Do I ever still have a lot to learn!
Would I have described myself as somebody who is passionate about gender equality? Absolutely! Only a few weeks into my employment with the YW, I got to attend the Niagara Leadership Summit for Women (NLSW) 2014. I went in as somebody-who-is-passionate-about-gender-equality-but-not-a-feminist and left as darn-right-I-am-a-Feminist! Until that day last October, I don’t think I ever felt proud to be a woman. Proud of my accomplishments, sure, but of my being a woman? Rather not. However, at the end of the NLSW, I felt it – proud to be a woman, proud to be a feminist, a word that now made sense.
It is not the “F-Word” anymore, as Jennifer Bonato titled so appropriately at this year’s conference, but a word that stands for the fight for equality. Why did it take the NLSW for me to self-identify as a feminist? First of all, I am white, young, Western… I don’t usually find myself at the receiving end of inequality.
When I was eight, I was fed up with playing the recorder like all of the other girls and wanted to play the trumpet, like my dad. When I finally was ready to join the church brass band, we were a group of ten men, ages 30 and up, and one ten-year-old girl. Today, 17 years later, the band consists of at least as many – if not more – women than men.

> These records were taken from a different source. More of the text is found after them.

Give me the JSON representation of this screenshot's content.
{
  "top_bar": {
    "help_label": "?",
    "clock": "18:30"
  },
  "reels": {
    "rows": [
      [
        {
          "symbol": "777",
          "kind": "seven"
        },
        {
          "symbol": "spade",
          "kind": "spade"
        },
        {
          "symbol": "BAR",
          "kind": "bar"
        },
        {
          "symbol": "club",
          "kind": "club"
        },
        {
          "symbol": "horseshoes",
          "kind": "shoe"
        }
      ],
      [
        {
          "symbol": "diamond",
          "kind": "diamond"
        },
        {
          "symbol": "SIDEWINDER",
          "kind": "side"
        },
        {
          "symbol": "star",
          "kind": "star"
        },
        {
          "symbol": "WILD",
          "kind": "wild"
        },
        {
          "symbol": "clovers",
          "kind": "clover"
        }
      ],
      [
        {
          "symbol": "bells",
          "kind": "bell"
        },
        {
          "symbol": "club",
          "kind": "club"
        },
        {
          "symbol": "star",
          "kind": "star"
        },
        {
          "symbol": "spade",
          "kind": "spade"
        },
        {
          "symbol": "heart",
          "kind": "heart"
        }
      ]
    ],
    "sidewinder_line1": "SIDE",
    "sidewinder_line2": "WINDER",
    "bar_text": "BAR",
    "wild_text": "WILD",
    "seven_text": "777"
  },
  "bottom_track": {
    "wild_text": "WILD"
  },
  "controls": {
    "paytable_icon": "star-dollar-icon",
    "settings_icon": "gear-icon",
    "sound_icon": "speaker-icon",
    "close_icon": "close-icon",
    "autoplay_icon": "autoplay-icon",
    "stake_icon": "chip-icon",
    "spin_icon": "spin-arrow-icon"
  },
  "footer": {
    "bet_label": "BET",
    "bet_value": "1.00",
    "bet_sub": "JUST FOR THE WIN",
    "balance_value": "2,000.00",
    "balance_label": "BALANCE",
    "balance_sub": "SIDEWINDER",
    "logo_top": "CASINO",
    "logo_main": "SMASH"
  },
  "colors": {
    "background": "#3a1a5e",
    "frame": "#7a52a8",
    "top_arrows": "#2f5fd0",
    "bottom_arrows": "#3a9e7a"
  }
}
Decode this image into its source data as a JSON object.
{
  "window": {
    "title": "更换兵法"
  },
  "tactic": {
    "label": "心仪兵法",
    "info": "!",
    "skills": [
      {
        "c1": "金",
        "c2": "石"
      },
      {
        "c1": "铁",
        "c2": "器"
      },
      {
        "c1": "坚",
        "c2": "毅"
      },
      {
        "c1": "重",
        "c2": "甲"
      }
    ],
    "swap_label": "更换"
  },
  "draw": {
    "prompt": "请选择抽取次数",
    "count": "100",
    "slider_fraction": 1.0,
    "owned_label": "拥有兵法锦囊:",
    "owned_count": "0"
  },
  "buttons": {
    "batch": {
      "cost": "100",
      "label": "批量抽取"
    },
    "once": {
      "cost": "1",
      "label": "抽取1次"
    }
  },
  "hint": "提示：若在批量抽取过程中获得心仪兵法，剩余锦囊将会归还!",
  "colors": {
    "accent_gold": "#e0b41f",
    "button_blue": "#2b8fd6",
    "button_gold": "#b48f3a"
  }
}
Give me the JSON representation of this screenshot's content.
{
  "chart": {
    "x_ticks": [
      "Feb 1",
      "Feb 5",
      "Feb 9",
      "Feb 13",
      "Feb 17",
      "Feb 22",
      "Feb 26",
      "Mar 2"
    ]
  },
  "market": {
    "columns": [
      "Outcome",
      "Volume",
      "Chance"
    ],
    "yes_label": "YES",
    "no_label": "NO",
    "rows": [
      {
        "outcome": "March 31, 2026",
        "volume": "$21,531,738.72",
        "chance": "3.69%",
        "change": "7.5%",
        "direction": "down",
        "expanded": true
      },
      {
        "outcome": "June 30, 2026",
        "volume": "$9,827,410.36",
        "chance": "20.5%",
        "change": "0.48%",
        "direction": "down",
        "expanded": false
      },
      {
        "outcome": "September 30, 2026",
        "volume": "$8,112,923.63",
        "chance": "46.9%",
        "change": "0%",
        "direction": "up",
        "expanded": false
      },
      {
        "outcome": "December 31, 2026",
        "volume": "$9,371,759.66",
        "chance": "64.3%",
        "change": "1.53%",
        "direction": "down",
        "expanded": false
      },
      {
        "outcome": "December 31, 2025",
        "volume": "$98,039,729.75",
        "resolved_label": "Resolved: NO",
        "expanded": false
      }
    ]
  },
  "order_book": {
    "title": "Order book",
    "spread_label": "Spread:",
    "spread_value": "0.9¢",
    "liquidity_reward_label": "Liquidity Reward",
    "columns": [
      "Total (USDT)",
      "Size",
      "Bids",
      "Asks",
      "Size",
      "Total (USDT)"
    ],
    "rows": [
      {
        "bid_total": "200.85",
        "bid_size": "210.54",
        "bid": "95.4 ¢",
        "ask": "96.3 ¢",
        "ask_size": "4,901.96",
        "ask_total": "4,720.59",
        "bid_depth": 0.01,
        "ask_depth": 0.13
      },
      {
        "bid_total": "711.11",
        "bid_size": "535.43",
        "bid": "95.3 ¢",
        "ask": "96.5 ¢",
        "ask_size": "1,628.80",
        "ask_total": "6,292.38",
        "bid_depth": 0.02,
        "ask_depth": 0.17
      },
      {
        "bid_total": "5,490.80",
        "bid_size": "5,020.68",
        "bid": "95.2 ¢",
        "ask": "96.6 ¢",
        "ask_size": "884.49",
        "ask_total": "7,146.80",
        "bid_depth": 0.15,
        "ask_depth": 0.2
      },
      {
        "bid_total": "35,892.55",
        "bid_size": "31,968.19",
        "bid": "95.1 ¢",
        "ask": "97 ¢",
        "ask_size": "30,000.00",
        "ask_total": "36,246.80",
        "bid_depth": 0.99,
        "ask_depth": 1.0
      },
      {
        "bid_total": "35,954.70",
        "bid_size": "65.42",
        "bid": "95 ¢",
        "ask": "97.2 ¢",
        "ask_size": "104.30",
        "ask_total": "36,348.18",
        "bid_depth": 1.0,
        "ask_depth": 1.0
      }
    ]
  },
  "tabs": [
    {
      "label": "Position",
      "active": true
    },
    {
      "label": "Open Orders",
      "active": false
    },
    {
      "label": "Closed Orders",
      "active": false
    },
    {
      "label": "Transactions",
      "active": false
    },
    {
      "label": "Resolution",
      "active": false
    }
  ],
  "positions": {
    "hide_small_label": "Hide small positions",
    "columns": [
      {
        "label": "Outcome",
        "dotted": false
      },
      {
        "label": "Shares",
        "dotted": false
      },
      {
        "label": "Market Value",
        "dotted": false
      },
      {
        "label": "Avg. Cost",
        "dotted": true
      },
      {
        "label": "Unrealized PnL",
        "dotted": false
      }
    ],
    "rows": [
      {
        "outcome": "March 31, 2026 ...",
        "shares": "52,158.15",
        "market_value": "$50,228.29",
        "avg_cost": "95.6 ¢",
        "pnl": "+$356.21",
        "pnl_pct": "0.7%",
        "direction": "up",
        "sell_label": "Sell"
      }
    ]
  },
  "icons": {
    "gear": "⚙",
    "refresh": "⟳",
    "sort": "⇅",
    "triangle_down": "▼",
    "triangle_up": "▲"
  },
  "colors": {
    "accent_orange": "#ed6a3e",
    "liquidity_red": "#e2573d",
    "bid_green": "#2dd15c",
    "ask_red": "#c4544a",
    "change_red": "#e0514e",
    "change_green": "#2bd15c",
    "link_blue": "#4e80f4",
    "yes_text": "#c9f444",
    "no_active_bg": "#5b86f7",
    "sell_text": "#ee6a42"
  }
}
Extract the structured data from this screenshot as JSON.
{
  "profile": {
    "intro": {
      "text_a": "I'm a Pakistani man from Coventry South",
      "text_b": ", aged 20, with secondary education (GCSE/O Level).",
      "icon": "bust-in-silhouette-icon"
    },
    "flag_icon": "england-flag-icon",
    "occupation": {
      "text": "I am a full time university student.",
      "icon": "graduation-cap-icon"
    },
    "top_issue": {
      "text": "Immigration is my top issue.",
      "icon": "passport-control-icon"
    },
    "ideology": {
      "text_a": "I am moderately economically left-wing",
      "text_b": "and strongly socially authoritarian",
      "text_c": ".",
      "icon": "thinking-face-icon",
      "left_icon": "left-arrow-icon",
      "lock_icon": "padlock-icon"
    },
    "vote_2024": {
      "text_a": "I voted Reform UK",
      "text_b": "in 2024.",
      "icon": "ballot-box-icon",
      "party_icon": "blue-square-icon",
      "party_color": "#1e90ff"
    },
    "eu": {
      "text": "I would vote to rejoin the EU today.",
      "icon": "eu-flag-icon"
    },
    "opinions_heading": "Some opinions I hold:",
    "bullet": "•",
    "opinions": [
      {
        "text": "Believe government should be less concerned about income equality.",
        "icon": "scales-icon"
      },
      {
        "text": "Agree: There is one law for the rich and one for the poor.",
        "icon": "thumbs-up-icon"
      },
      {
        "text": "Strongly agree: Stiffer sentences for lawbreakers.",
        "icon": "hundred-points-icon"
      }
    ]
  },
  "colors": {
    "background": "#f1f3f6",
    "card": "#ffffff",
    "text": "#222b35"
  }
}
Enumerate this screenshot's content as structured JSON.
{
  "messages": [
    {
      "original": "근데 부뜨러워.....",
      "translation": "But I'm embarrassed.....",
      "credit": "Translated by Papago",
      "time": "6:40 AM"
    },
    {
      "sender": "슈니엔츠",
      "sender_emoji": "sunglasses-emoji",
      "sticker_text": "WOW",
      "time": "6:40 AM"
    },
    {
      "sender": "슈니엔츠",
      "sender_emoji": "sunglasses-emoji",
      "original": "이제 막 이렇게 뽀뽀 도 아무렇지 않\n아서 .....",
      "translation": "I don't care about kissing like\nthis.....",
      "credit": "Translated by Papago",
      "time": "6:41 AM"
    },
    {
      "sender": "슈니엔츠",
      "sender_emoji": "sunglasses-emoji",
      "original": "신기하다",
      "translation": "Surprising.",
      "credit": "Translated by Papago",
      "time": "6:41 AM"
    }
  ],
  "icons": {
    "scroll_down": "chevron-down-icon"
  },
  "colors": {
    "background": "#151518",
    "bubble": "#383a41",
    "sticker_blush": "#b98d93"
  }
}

I grew up both in the Lutheran and the Catholic church. Contrasted to my mother’s time, when girls were not allowed to be altar servers at all, my church was pretty much run by us female altar servers.
When the gym teacher in elementary school told the girls to play volleyball and the boys to play soccer, I protested until I was allowed to be the one girl who played soccer with the boys.
What I had simply never reflected on before is that I have been a feminist all my life. I have been part of the fight for gender equality all of my life without even realizing that I had to fight, that it was not just a given that I was treated equally. I didn’t realize that so many privileges that I am taking for granted today are the result of the fight other women have fought for me.
Why is that? It’s because that is not what I remember, it’s the women who I remember. While the band was all male until I joined it, the band leader was in fact a woman and, boy, was she a strong one at that. Though I never heard a woman give a homily in either church until I was in my teens, I remember my mother, who was head of parish council for years, or the pastor’s wife whose gentle spirit made me want to be around her all the time.
The teacher I remember the most (well, other than the one I had a crush on in high school) is my female elementary school teacher who believed in me and encouraged me long past my childhood.
I didn’t think it would happen again this year. This feeling of pride, this feeling of: YES! I am a feminist; let’s all be feminists! But it did. When I walked away from this year’s NLSW, I felt it again – a feeling of wanting to be part of making this world even better for us today and for the many girls still to come.
So do I encourage you to join us next year? Absolutely! I hope to see you there.